Title: Gepner points in the Kahler moduli of K3 surfaces

Abstract: In this talk, we will discuss a classification of finite subgroups of the group of autoequivalences of the derived category of coherent sheaves on a general K3 surface. We will provide the necessary background on Bridgeland stability conditions and mirror symmetry. Joint work with Kuan-Wen Lai.

方博汉

Title: Remodeling conjecture with descendants

Abstract: For a toric Calabi–Yau threefold, I will explain the correspondence between an equivariant line bundle supported on a toric subvariety and a relative homology cycle on the covering space of the mirror curve. The Laplace transform of the holomorphic Liouville form along this cycle gives genus-zero descendant Gromov–Witten invariants with a certain Gamma class of that bundle. Hence, the Laplace transform of the topological recursion produces all-genus descendant Gromov–Witten invariants with Gamma classes. This talk is based on ongoing joint work with Melissa Liu, Song Yu, and Zhengyu Zong.

李长征

Title: Mirror symmetry for certain blowup of Grassmannians 

Abstract: In this talk, we will discuss the Fano property of the blowup of a complex Grassmannian Gr(k, n) along a sub-Grassmannian Gr(r, m).

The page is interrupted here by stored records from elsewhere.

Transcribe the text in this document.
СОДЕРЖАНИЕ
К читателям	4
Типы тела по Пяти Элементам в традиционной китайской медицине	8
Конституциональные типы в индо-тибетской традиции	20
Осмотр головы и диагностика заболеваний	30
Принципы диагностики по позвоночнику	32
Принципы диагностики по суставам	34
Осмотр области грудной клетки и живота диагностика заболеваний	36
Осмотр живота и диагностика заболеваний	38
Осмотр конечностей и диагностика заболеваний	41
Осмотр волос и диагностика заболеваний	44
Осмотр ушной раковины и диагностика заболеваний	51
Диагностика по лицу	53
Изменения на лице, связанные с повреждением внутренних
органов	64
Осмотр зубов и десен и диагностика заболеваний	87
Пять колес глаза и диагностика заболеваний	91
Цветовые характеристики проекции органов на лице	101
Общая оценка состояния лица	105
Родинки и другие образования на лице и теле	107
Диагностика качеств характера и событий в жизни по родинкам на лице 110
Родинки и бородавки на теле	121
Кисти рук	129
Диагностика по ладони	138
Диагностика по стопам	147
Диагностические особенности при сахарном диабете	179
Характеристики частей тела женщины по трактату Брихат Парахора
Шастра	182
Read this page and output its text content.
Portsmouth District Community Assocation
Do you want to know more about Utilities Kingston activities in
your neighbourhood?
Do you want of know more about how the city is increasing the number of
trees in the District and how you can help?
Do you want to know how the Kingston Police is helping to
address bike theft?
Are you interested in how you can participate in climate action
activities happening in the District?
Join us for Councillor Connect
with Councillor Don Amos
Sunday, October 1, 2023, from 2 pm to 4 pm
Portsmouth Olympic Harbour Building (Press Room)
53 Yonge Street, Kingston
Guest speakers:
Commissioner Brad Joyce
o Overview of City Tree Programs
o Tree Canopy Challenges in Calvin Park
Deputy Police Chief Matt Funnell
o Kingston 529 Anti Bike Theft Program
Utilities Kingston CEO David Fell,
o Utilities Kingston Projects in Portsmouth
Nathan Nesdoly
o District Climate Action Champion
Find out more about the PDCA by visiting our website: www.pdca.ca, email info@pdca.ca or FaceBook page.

We will study the quantum cohomology when (r, m)=(k, n-1), and will further discuss the mirror symmetry when k=2. This is based on my work in progress joint with Jianxun Hu, Huazhong Ke and Lei Song.

李思

Title: Homological Method in Topological/Holomorphic QFT

Abstract:We discuss basic ideas and various recent mathematical developments about quantization that arises from topologically/holomorphically twisted quantum field theory. We illustrate some applications in topological/chiral algebraic index, topological B-model and mirror symmetry.

李展

Title: Recent developments on the Morrison-Kawamata cone conjecture for Calabi-Yau fiber spaces

Abstract: A fibration with a relatively trivial canonical divisor is called a Calabi-Yau fiber space. The Morrison-Kawamata cone conjecture relates the birational geometry of a Calabi-Yau fiber space to the convex geometry of a movable cone. I will report on recent developments regarding the Morrison-Kawamata cone conjecture and possible further directions.

刘治宇

Title: A new deformation type of irreducible symplectic varieties

Abstract: Irreducible symplectic varieties are one of three building blocks of varieties with Kodaira dimension zero, which are higher-dimensional analogs of K3 surfaces. Despite their rich geometry, there have not been many known approaches to construct irreducible symplectic varieties. In this talk, I will introduce a general criterion for the existence of irreducible symplectic compactifications of non-compact Lagrangian fibrations, based on the minimal model program and the geometry of general fibers. As an application, I will explain how to get a 42-dimensional irreducible symplectic variety with the second Betti number at least 24, which belongs to a new deformation type. This is a joint work with Yuchen Liu and Chenyang Xu.

田志宇

Title: Space of rational curves: conjecture and examples

Abstract: In the first part of the talk, I will discuss some conjectures about the asymptotic behavior of the space of rational curves on a rationally connected varieties. While the conjectures are open in general, there are interesting cases where one can verify some of the conjectures, which will be discussed in the second part of the talk.